Studios are hot right now. When Michael Grade and his backers bought up Pinewood in February, you'd have been forgiven for asking why. Now they're sniffing round Shepperton. But they're not alone; the all-devouring Liberty is also looking at Shepperton. Is a “Hollywood UK” actually about to happen after so many false starts?
“I expect , if you've talked to Pinewood, they've said they're pretty busy,” says Edwin Shirley, md of Three Mills Island Studios. “There's stuff here we only get a look at when they're busy.” He's not wrong. Pinewood is chocabloc right now pulling in the likes of the Henson Company's Dinotopia and Paramount's Tomb Raider.
But features aren't enough. Julie Wicks, Elstree's director of production, points out “you need a mixture of the regular work and the big work to survive. You may have a big feature taking up the whole studio for a few months, but during that time no other clients can come in . And the only way you get new work is by exposing clients to your studio.”
In the US, many of the studios are now full of TV work, since Canada, Australia and the UK (on a good day) have been so successful at poaching film work. Similarly, a Hollywood UK needs a strong TV base to support it in the lean times.
So part of Grade's plan is to get in on the television act. Indeed, one of the first things he did after taking over was declare his desire to make Pinewood a television production village. He brought in Steve Gunn, ex of Teddington - perhaps with the ambition for Pinewood to take on Teddington's former mantel as the TV studio of choice. “Of course, we've been involved in TV drama for a while,” says md Steve Jaggs, “but since Steve's been on board, we're pretty much focused on light entertainment television.”
This extra TV production will be “an added facility, not an alternative,” maintains Jaggs. It's the big features that Pinewood still specialises in: more TV is as yet a potential sideline. And, in keeping with the concept of Hollywood UK, bringing the work in still involves “almost acting like the film commission” when in LA. “First and foremost,” says Jaggs, “I'm attracting people to this country, because otherwise I don't stand a chance of getting the job.”

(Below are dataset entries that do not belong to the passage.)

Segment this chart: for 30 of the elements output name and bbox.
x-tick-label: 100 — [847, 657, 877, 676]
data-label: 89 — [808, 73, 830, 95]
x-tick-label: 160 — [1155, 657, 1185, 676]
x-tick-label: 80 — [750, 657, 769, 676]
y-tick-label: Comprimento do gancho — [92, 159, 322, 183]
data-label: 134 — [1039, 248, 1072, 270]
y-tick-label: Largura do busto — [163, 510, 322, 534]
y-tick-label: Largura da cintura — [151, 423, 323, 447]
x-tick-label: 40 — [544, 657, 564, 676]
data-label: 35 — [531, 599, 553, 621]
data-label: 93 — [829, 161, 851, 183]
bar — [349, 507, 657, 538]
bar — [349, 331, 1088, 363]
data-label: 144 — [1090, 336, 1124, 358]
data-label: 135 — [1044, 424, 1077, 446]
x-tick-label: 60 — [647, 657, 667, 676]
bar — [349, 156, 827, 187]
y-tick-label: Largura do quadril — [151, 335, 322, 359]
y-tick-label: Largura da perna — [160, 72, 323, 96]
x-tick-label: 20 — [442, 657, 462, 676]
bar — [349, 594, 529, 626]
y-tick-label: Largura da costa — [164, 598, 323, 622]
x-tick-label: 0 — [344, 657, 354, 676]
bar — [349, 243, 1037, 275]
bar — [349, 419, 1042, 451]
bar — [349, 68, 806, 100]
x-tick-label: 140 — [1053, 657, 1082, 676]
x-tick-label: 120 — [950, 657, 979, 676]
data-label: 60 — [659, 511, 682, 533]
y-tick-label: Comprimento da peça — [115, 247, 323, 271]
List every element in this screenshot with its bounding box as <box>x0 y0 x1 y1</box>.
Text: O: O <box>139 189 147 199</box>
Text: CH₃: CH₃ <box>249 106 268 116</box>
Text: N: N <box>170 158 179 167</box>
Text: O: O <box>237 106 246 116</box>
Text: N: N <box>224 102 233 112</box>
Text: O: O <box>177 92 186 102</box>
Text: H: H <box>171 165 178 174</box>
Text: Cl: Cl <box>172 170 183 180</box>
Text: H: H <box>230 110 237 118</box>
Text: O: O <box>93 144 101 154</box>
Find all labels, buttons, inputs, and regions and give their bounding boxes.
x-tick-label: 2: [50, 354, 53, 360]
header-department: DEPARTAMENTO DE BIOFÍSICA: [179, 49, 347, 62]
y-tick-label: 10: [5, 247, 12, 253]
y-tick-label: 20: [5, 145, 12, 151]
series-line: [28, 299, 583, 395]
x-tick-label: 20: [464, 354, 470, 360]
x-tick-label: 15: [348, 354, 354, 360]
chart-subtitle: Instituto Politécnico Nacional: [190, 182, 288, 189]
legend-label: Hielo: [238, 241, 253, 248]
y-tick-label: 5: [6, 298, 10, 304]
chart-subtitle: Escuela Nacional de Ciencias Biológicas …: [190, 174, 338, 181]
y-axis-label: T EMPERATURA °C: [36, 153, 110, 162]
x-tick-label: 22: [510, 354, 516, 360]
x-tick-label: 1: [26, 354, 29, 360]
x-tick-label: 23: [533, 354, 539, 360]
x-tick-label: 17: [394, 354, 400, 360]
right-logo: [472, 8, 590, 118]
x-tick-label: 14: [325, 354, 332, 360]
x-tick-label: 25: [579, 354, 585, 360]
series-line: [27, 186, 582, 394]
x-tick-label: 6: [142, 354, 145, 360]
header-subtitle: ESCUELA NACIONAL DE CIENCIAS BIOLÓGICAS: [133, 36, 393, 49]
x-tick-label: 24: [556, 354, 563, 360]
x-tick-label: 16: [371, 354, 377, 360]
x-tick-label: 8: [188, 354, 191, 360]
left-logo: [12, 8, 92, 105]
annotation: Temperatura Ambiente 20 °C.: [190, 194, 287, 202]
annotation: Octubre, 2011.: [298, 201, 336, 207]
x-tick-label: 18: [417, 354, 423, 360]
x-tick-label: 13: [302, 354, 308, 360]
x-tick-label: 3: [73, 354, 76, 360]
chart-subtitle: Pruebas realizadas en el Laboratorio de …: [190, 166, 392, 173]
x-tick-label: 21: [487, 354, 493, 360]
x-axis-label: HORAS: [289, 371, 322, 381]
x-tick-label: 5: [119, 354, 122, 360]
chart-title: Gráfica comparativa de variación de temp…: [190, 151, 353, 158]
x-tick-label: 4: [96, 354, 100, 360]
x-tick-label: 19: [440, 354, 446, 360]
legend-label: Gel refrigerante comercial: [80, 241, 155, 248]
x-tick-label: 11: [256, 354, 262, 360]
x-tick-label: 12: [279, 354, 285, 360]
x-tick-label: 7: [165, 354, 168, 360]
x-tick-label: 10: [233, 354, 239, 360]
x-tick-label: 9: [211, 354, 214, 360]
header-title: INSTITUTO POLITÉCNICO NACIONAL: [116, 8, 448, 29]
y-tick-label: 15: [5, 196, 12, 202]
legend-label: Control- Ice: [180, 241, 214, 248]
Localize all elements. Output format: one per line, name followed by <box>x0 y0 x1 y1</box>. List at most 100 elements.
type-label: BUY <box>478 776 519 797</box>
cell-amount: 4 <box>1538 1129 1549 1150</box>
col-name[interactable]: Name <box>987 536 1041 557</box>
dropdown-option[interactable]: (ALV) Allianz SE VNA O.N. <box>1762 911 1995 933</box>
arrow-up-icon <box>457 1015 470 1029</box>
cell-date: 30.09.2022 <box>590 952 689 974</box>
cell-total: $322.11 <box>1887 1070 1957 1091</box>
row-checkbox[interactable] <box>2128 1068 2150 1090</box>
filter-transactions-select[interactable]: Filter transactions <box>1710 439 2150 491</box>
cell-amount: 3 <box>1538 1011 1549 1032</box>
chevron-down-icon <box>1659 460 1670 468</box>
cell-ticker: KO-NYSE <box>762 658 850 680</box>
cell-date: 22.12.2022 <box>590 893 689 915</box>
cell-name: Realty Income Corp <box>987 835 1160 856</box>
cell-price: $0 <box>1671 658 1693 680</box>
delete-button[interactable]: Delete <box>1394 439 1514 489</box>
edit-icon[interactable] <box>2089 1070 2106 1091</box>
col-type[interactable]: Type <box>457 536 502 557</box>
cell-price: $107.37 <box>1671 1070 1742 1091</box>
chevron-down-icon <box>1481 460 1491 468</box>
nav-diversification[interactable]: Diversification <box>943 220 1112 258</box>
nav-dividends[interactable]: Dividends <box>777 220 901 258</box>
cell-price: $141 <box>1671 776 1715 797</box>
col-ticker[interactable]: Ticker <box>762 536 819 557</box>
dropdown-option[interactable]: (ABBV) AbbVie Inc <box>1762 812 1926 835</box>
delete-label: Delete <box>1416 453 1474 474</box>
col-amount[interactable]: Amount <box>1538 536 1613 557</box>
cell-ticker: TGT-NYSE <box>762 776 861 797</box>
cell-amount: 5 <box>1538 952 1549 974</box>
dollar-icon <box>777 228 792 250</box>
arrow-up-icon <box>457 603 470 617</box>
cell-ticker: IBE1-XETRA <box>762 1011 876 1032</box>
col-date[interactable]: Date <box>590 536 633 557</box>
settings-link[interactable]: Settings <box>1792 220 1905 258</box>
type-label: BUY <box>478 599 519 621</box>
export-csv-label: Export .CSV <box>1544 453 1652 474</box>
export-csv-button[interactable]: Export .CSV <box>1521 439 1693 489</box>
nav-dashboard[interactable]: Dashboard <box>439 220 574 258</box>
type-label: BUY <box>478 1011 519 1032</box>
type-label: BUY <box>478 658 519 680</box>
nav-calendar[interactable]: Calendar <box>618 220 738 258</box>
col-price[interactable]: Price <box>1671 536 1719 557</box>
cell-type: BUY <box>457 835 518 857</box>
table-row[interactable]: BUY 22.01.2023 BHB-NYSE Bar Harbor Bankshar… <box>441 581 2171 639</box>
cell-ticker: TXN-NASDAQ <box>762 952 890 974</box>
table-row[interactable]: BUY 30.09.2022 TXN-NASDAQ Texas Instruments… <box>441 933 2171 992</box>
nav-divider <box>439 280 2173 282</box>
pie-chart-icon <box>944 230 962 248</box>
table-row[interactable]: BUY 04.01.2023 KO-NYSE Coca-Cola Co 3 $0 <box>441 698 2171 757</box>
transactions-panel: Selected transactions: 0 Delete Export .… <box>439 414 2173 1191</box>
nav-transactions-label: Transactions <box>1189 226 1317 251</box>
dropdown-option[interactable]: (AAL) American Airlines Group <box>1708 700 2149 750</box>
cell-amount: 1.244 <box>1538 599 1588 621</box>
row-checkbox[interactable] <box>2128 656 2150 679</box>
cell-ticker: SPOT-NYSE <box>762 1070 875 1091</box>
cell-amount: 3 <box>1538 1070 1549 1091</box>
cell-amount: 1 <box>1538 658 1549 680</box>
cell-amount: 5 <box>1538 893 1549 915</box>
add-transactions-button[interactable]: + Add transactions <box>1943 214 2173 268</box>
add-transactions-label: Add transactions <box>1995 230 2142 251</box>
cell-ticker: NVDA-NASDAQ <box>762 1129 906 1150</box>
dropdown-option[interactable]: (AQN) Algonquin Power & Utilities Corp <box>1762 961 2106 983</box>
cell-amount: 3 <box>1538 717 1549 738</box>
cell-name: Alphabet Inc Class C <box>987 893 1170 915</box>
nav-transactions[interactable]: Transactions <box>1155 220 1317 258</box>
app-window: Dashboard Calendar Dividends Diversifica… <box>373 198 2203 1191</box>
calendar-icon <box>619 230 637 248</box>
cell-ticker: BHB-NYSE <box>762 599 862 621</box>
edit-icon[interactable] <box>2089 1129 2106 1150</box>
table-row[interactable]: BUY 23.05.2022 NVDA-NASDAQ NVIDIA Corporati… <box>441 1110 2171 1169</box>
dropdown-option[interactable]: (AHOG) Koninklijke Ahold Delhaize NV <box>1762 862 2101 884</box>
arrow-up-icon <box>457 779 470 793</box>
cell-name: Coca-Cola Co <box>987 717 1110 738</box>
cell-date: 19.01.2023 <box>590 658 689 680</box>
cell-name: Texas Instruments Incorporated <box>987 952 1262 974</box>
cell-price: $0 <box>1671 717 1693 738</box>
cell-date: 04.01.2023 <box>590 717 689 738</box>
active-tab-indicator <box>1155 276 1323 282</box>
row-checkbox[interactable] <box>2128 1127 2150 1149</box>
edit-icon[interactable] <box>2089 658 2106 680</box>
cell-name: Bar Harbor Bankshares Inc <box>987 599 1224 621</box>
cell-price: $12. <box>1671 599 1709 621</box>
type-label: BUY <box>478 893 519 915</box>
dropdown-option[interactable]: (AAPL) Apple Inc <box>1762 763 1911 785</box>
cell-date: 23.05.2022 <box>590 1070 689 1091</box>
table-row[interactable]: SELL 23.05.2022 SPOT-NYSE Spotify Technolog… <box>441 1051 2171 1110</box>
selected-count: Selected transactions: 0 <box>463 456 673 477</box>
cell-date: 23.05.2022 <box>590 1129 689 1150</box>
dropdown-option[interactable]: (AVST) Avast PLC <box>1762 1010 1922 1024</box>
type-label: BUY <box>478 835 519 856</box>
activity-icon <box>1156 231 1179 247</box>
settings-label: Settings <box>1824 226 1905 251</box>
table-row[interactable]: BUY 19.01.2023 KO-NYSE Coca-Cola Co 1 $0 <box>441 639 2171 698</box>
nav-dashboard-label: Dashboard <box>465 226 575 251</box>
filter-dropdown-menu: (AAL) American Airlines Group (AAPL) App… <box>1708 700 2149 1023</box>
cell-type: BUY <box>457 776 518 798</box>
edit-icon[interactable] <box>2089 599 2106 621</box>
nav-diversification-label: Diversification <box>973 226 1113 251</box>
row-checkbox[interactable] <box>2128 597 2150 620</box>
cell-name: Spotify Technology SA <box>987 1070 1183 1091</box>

This is the problem that's inspiring Grade to Consider a merger between Pinewood and Shepperton. It's hard enough to get people to come to the UK, let alone to a specific studio. But if you can make the studio large enough by merging the biggest together, you almost have a Hollywood UK for Hollywood US to come to.
While all Grade will say is that he'll let us all know what he's up to when he's ready, Shepperton is just as quiet about the whole deal. Shareholders Ridley and Tony Scott, though, are clearly also keen for a Hollywood UK - which is why the Liberty Media bid, angled at television production, isn't going down with them as well.
The “if it's good for Britain, it's good for all of us” view is supported by Elstree's Wicks, who even gave Jaggs a guided tour of her studios recently. “Wouldn't it be good if we all had the same facilities?” she asks. “I'm just glad the business is coming to the UK.” A looser, informal Hollywood UK rather than one big studio system for the whole country would be to her advantage.
The big guns like George Lucas are haunting Elstree's corridors at the moment. Lucas, currently shooting the second of his latest Star Wars trilogy, has just arrived to film some blue-screen work. “We've the only sound-proofed, 80-foot high studio in the world,” boasts Reid. Another feature he's considering reviving is the water tank out the back. “The screen behind it was taken down by Stanley Kubrick when he was shooting The Shining.” If a Hollywood UK is ever to take off, it's niche services such as these that will bring the work in.